The victory came after a hard-fought year-long campaign. After Gov. Ted Kulongoski announced his support for the Clean Cars program, the automakers’ lobbyists in Salem started working to derail the program, but my staff worked with the Clean Cars for Oregon coalition to build statewide support and make sure that policymakers acted in the public interest.
Our citizen outreach staff knocked on doors, our advocates produced research documenting the benefits of the program for curbing global warming, and our field staff worked to recruit supporters from business, religious and academic communities.
The timing couldn’t have been better. The record-breaking heat in the summer of 2006 (remember those 104-degree days?) reminded us that global warming is here; but it also opened a window of opportunity for us to make major strides in the fight against global warming.
The window opened because of a critical shift in national media coverage on global warming. A year ago, most media coverage on global warming questioned whether or not it existed, even though there had been scientific consensus on global warming for a decade.
But in the summer of 2006, that changed. The cover of TIME magazine said global warming is “already damaging the planet at an alarming rate.” Within a few weeks, global warming was on the cover of Vanity Fair and featured on the national news morning and night for a week.
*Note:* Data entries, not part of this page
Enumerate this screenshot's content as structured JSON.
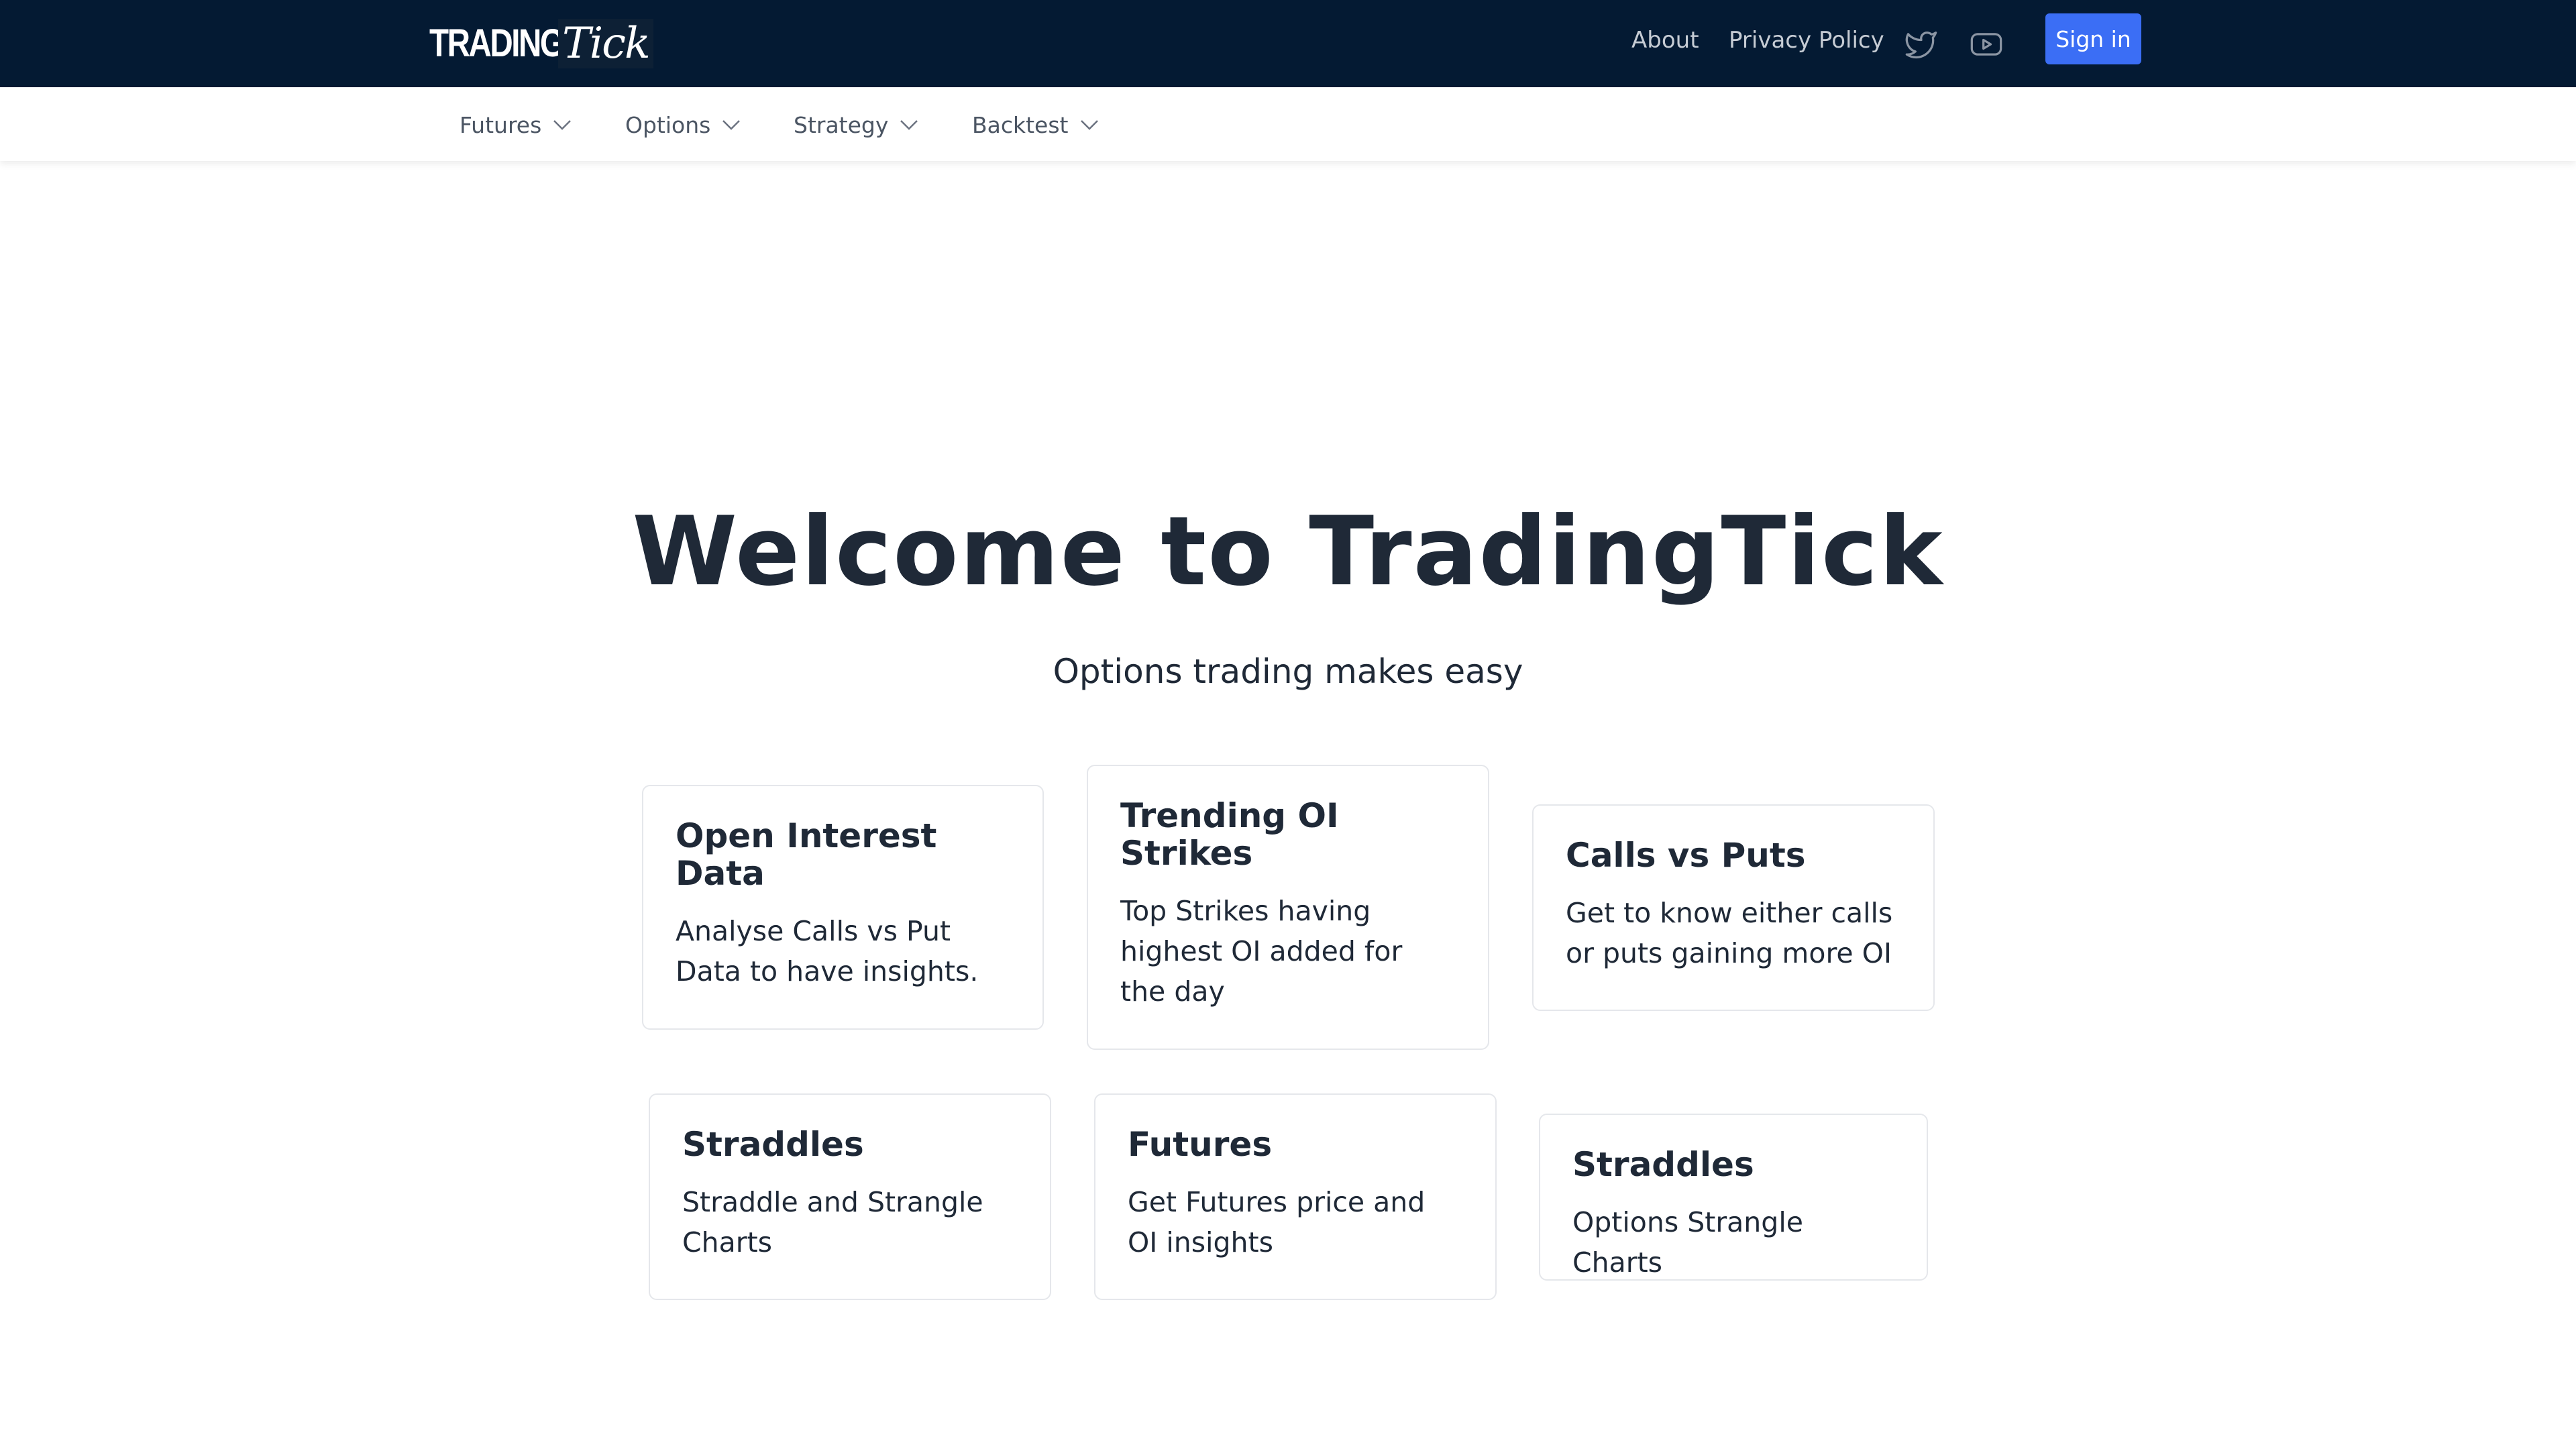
{
  "header": {
    "logo_primary": "TRADING",
    "logo_script": "Tick",
    "links": {
      "about": "About",
      "privacy": "Privacy Policy"
    },
    "icons": {
      "twitter": "twitter-icon",
      "youtube": "youtube-icon"
    },
    "signin_label": "Sign in",
    "colors": {
      "background": "#041a33",
      "signin": "#3b6ef5"
    }
  },
  "nav": {
    "items": [
      {
        "label": "Futures"
      },
      {
        "label": "Options"
      },
      {
        "label": "Strategy"
      },
      {
        "label": "Backtest"
      }
    ]
  },
  "hero": {
    "title": "Welcome to TradingTick",
    "subtitle": "Options trading makes easy"
  },
  "cards": [
    {
      "title": "Open Interest Data",
      "description": "Analyse Calls vs Put Data to have insights."
    },
    {
      "title": "Trending OI Strikes",
      "description": "Top Strikes having highest OI added for the day"
    },
    {
      "title": "Calls vs Puts",
      "description": "Get to know either calls or puts gaining more OI"
    },
    {
      "title": "Straddles",
      "description": "Straddle and Strangle Charts"
    },
    {
      "title": "Futures",
      "description": "Get Futures price and OI insights"
    },
    {
      "title": "Straddles",
      "description": "Options Strangle Charts"
    }
  ]
}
Oregonians were ready to have the national media confirm what they already knew; when Al Gore’s documentary “An Inconvenient Truth” opened in Portland, attendance was so strong, they added extra shows and cities, and opened in scheduled cities earlier than anticipated.
OSPIRG is ready to maximize this opportunity. Our top environmental priority for the next legislative session in Salem is a bill to require that 25 percent of Oregon’s electricity come from renewable sources like solar and wind by 2025. Out of nearly 50 actions identified by the governor’s Advisory Group on Global Warming, a 25 percent Renewable Energy Standard would have the single biggest impact on curbing global warming.
Of course, we need to do even more. We need to reduce global warming emissions across our state’s economy. And scientists say we need a federal policy to slow, stop and reverse global warming pollution in the next five to 10 years to avoid the worst consequences of global warming.
So this summer, our Washington, D.C., office worked with members of Congress, including Oregon Rep. Earl Blumenauer, to introduce a science-based bill. The Safe Climate Act will reduce global warming pollution 15 percent by 2020 and 80 percent by 2050.
Our staff are under no illusions: a bill this strong is unlikely to pass under the current leadership in Washington. But its introduction is a critical part of laying the groundwork to pass appropriate global warming solutions at the federal level.
The other critical component of our plan is for states like Oregon to continue to take the lead. That means our state’s leaders have to build on the Clean Cars victory by enacting the Renewable Energy Standard.
If we seize the current opportunity and keep Oregon on a leadership track, we can translate that leadership into national momentum, and move down a path toward global warming solutions.